The mother of the young woman mowed down while protesting a white nationalist rally in Charlottesville urged mourners at a memorial service to “make my daughter’s death worthwhile” by confronting injustice the way she did.
“They tried to kill my child to shut her up. Well, guess what? You just magnified her,” said Susan Bro, receiving a standing ovation from the hundreds who filled a theatre to remember 32-year-old Heather Heyer.
Ms Heyer’s death on Saturday – and US President Donald Trump’s insistence that “both sides” bear responsibility for the violence – continued to reverberate across the country, triggering fury among many Americans and soul-searching about the state of race relations in the US. The uproar has accelerated efforts in many cities to remove symbols of the Confederacy.
Ms Heyer was eulogised as a woman with a powerful sense of fairness.

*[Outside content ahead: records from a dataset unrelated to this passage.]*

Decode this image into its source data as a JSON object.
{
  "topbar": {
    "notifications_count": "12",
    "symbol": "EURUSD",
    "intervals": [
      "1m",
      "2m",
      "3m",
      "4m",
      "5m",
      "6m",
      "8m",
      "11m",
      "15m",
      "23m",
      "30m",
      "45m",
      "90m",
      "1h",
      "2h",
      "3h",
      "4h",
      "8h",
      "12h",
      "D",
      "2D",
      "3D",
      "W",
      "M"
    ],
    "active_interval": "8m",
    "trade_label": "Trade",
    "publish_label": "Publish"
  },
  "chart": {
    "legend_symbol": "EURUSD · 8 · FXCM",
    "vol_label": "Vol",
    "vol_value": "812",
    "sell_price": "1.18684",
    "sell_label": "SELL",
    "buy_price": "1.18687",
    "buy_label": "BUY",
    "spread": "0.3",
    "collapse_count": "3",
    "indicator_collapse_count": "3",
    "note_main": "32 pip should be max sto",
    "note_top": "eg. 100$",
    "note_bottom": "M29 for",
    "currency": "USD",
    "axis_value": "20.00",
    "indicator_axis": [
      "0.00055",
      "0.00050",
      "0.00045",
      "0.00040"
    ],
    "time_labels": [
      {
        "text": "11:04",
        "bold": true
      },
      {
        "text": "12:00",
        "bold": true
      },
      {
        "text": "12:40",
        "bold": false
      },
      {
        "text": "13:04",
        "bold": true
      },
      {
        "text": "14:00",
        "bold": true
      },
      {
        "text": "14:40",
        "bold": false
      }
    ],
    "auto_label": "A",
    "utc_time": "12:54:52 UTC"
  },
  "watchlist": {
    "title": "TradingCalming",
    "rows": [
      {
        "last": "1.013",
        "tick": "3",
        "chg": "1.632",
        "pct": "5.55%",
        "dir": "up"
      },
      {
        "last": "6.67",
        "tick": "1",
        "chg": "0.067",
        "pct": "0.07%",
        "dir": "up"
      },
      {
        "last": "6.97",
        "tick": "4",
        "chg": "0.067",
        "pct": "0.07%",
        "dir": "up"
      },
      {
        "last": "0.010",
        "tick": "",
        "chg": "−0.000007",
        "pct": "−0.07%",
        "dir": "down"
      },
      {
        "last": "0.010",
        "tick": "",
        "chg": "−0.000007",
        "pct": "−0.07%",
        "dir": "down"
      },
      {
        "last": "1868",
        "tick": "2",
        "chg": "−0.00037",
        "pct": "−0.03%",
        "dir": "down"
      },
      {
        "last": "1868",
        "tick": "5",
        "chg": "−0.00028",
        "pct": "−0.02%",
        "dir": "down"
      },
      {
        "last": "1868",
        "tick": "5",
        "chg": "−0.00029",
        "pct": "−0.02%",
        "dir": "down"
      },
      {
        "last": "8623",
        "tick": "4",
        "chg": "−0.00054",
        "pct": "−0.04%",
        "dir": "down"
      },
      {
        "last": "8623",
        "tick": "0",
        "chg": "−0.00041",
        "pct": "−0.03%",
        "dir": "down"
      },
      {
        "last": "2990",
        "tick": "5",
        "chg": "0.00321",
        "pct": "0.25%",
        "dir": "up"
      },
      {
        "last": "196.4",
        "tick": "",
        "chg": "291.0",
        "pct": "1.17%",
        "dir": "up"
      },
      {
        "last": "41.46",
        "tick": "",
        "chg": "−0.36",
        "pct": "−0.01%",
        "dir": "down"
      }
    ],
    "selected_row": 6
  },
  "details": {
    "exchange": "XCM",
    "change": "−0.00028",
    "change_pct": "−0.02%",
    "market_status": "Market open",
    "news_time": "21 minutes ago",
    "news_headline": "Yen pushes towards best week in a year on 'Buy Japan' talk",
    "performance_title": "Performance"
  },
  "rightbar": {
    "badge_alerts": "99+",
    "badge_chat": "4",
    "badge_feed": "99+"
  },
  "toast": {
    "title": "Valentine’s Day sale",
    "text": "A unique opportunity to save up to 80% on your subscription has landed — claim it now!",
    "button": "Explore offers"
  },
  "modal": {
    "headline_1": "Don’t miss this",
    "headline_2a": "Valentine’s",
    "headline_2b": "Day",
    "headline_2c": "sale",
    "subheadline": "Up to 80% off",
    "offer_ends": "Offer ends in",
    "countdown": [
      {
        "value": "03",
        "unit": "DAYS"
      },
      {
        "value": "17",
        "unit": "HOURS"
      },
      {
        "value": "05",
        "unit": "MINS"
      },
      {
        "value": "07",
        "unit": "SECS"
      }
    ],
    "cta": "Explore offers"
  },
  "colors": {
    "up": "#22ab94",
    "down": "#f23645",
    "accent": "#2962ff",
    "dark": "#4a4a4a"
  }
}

The mourners, many of them wearing purple, her favourite colour, applauded as her mother urged them to channel their anger not into violence but into “righteous action”.
State troopers were stationed on the surrounding streets, but the white nationalists who had vowed to show up were nowhere to be seen among the residents, clergy and tourists outside the Paramount Theatre, just blocks from where Ms Heyer died.
Ms Heyer, a white legal assistant from Charlottesville, was killed and 19 others were injured on Saturday when a car ploughed into counter-protesters who had taken to the streets to decry what was believed to be the country’s biggest gathering of white nationalists in at least a decade.
The hundreds of white nationalists – including neo-Nazis, skinheads and Ku Klux Klan members – had descended on Charlottesville after the city decided to remove a monument to Confederate general Robert E Lee.
The driver of the car, James Alex Fields Jr, a 20-year-old Ohio man described as an admirer of Adolf Hitler and Nazi Germany, was arrested and charged with murder and other offenses.
Jody and Brent Dahlseng, of Rockford, Illinois, said they were travelling to Virginia Beach for a holiday and made a special stop. They stood outside the theatre with purple ties around their shoulders.
“This country can do better than this,” Mr Dahlseng said.
Charlottesville resident Danielle Notari, who was also outside the theatre, spoke through tears.
“We wanted to come say goodbye and pay our respects,” she said, her arms wrapped around her young daughter.
Ms Heyer’s family members and friends said her death would only inspire them to fight harder for justice.
“This is not the end of Heather’s legacy,” Ms Bro said.
Speaking firmly, Ms Bro urged those who wanted to honour her daughter to “find in your heart that small spark of accountability”.
“You poke that finger at yourself like Heather would have done, and you make it happen,” she said. “You take that extra step and you find a way to make a difference in the world!”
Ms Heyer’s grandfather, Elwood Shrader, said she always wanted fairness, even from a young age, and was quick to call to call out something that wasn’t right. He said she wanted respect for everyone and believed “all lives matter.”
Mark Heyer, her father, said his daughter wanted to “put down hate”.
“She’s very compassionate, she’s very precise, got a big heart,” said Larry Miller, her boss at the law firm where she worked. “She wants to make sure that things are right. She cares about the people that we take care of.”
Mr Trump tweeted for the first time about Ms Heyer on Wednesday, calling her “beautiful and incredible” and a “truly special young woman”.
Two Virginia state troopers also died on Saturday in the crash of their helicopter, which was used to provide video of the rally before it was diverted to lend support for the governor’s motorcade.
The funerals for Berke M.M. Bates and H Jay Cullen are set for Friday and Saturday.